だが、こいつは違う。背筋をぴんと伸ばし目を逸らさず、私に向かって自分の意見を力強く伝えてきた。
必死さだけではなく、自分を信じて行動している芯の強さ――その揺るぎない意志のようなものに、私は感心していた。
それに彼が言うように、おそらく受付嬢が間違えて私の部屋に誘導してしまったのだろうと思うと――ふと、これも何かの縁なのかもしれないと頭をよぎった。
(ちょうど、気晴らしをしたいと思っていたところだ。せっかくだ、少しこの青年に付き合ってみようか……。まぁ、彼に素晴らしい才能があるかどうかは別として、この度胸だけは認めてやりたい)
「なるほど……面白い。特別にテストを受けさせてやろう」
私は彼に手招きをして、ついてくるよう促した。
「君の感性を確かめるには、部屋を移動する必要がある」
青年を案内したのは、下の階にある広々としたストックルームだ。ここには世界中から集められた布やレース、リボンや装飾素材が体系的に整理され、壁際の棚や台の上に色とりどりにずらりと並んでいる。
青年がその光景に目をやった瞬間、瞳がぱっと輝いたのがわかる。興奮と緊張が入り混じっているが、決して焦った様子はなく、むしろ落ち着き払っていた。

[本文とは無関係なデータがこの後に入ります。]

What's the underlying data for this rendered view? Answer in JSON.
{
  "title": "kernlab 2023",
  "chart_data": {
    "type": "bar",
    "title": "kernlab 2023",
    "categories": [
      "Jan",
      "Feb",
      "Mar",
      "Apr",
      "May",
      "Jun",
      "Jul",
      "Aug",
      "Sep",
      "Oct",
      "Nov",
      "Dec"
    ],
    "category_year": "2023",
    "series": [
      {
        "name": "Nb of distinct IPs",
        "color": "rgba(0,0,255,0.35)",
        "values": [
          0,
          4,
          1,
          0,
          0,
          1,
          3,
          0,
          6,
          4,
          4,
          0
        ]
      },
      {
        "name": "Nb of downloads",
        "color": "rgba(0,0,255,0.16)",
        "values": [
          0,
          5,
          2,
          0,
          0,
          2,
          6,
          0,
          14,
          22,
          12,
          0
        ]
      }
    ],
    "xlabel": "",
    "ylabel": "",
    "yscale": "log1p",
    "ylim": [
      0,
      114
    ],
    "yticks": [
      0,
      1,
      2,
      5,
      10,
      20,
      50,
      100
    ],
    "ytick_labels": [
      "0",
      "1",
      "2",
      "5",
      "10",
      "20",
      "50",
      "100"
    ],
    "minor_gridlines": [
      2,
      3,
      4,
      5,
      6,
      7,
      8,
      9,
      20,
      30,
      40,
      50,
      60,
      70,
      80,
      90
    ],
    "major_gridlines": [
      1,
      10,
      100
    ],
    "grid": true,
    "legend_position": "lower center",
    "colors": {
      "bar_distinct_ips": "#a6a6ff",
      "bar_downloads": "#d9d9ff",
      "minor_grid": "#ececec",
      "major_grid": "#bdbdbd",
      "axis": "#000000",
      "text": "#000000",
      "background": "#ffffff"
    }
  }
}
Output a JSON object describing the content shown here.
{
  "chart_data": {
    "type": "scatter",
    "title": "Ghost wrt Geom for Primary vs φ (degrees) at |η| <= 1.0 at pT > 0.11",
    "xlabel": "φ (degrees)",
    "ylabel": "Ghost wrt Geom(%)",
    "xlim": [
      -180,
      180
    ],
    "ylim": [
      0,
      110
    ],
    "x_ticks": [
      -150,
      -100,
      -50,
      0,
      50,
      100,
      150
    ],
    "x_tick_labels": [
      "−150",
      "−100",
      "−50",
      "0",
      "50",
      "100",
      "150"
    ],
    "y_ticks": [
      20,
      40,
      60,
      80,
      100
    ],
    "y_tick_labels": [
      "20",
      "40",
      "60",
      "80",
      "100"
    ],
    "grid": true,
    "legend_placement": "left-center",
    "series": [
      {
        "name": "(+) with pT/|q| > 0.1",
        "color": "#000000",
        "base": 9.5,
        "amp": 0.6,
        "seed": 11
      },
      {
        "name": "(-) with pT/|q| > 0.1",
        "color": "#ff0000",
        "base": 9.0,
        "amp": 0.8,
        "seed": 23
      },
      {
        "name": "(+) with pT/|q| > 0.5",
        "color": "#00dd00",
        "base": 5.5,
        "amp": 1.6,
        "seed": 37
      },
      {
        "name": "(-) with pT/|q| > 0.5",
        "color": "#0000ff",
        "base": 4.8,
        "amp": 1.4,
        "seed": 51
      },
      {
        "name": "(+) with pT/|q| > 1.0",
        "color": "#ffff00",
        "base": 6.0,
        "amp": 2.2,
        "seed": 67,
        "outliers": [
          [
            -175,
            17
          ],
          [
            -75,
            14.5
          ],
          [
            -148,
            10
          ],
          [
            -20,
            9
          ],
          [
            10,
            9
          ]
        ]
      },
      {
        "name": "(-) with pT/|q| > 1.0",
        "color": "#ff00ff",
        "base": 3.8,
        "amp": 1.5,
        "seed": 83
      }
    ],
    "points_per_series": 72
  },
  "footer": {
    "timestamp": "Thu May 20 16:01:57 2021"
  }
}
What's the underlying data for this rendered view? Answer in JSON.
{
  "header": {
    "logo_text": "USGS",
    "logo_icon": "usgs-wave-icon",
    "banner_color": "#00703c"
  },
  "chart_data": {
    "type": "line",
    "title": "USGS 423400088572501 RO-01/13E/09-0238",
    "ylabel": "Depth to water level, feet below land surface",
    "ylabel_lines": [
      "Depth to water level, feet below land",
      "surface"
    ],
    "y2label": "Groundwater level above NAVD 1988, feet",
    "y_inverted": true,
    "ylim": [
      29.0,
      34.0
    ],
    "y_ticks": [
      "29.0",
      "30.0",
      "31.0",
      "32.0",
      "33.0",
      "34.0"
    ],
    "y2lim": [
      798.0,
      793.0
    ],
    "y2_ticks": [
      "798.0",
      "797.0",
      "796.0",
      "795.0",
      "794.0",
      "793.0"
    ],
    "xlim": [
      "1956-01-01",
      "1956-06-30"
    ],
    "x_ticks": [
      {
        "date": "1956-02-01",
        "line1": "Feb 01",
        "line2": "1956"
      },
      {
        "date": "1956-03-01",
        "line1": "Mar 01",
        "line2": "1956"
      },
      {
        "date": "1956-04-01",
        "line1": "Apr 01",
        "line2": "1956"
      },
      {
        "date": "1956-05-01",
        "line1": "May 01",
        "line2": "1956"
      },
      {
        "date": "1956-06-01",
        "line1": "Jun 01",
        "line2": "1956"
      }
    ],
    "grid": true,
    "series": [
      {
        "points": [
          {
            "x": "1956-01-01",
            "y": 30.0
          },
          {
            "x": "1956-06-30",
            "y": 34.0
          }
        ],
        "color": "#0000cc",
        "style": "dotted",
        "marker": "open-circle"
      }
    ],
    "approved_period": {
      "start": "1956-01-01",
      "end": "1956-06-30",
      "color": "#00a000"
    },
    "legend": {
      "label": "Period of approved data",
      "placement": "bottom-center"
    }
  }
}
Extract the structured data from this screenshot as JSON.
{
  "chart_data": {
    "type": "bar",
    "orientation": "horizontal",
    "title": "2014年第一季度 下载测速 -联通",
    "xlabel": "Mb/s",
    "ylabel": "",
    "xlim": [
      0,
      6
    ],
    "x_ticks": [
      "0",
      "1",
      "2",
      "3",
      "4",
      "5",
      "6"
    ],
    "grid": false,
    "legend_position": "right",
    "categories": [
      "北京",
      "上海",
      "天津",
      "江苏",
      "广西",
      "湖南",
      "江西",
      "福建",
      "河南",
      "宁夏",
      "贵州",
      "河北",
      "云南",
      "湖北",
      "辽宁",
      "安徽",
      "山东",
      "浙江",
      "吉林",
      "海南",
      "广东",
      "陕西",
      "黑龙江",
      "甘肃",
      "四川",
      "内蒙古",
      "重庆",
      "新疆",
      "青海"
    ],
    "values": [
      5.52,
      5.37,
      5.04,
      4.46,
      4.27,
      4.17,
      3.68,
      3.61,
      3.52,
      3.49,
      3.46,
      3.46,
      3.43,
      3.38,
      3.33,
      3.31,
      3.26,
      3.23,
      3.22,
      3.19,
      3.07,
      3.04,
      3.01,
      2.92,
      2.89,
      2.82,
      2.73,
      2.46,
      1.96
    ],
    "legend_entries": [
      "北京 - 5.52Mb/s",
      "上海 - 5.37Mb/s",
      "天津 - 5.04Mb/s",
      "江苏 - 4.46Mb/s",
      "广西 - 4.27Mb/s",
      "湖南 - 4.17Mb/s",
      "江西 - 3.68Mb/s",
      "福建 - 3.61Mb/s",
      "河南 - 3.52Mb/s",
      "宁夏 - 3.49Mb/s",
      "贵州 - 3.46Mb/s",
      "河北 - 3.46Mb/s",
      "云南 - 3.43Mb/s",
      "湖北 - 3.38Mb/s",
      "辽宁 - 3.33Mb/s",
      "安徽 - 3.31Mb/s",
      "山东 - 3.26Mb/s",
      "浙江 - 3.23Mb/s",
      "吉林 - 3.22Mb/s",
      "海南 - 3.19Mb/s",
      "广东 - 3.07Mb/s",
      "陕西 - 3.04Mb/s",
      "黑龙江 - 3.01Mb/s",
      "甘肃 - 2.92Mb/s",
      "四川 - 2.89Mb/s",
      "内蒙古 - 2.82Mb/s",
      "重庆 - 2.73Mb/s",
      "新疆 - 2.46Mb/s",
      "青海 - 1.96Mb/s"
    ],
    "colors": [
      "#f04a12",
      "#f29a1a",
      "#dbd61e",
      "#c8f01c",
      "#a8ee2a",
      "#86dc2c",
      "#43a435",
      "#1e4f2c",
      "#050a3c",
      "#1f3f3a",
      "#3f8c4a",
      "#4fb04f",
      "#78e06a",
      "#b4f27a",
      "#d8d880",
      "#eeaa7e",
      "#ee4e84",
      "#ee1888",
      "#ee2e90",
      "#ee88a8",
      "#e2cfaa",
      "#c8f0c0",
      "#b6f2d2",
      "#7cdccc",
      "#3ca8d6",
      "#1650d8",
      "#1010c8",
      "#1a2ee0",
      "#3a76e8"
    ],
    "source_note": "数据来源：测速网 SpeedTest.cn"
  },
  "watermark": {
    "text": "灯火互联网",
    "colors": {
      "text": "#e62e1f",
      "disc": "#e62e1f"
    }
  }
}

(不思議だな……。どこかベテランの一流デザイナーのような風格さえ感じる。学園でデザイン科を卒業していないとは、とても思えない)
「ここから好きな布を選び、トルソーとピンを使って自由にデザインを考えてみなさい。時間は二時間だ。必要であれば、そこの作業台に筆記用具もあるから使うと良い」
青年は静かにうなずき、ゆっくりと全体を見渡す。そして一つ一つの生地を丁寧に触って確かめた。その手つきは迷いがなく、まるで何十年もこの作業に慣れているかのように自然だった。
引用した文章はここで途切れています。